Last year’s music documentaries pushed the envelope too, eschewing traditional structures (the standard, sit-down interviews interspersed with archival footage concert footage), and captured their subjects’ music with cinematic aesthetics. The upbeat, imaginative talents of rapper-producer Pharrell Williams took dazzling LEGO form in the Morgan Neville-directed “Piece by Piece,” while Gary Hustwit’s documentary “Eno”—about experimental producer Brian Eno—takes on a choose-your-own-adventure format. Of course, neither of these conversations would be complete without Alex Ross Perry’s hybrid movie “Pavements,” which captures the ’90s slacker rock group Pavement and its particular brand of detachment by taking an almost prank-ish approach to both the musician documentary and the biopic.

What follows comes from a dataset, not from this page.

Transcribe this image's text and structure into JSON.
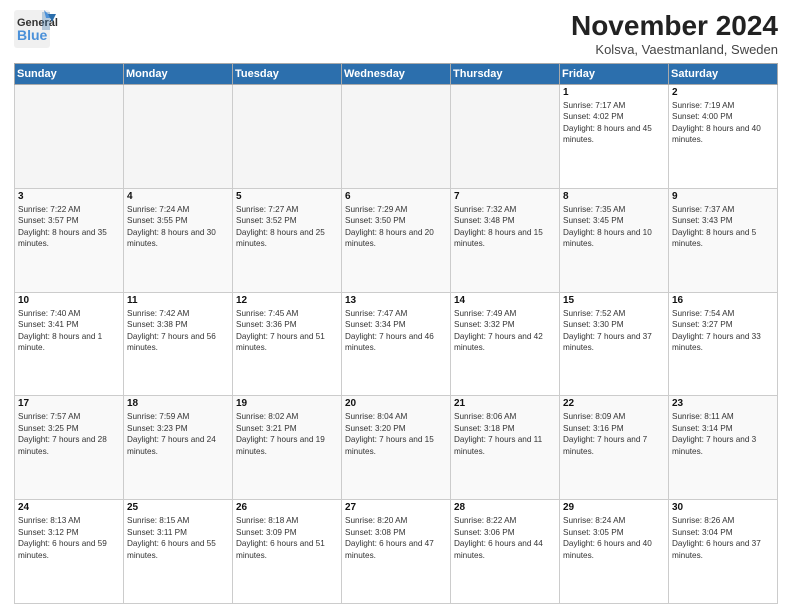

Like 2024, which saw the release of the politically sanitized “Bob Marley: One Love,” 2025 will no doubt see a number of bog-standard musical films. However, a handful of them seem poised to further break the mold. While a second Pharrell Williams project, Michel Gondry’s 1970s coming-of-age musical “Golden,” was recently shelved after being shot, Jeremy Allen White is set to star as Bruce Springsteen in Scott Cooper’s “Deliver Me From Nowhere,” which will focus on the making of one album rather than chronicling the Boss’ entire life. Richard Linklater also recently debuted “Blue Moon” at Berlin, an even more granular biopic about Broadway songwriter Lorenz Hart (Ethan Hawke) set over a single night. On the documentary front, Bernard MacMahon’s part-archival “Becoming Led Zeppelin” is perhaps the form’s most thrilling prospect. The premiere of its work-in-progress cut at Venice last year was met with rapturous applause, and was said to contain the same kind of potency and excess as the English rock band’s early work—the kind of artistic meld of subject and form that, ideally, all musician docs and biopics aim for.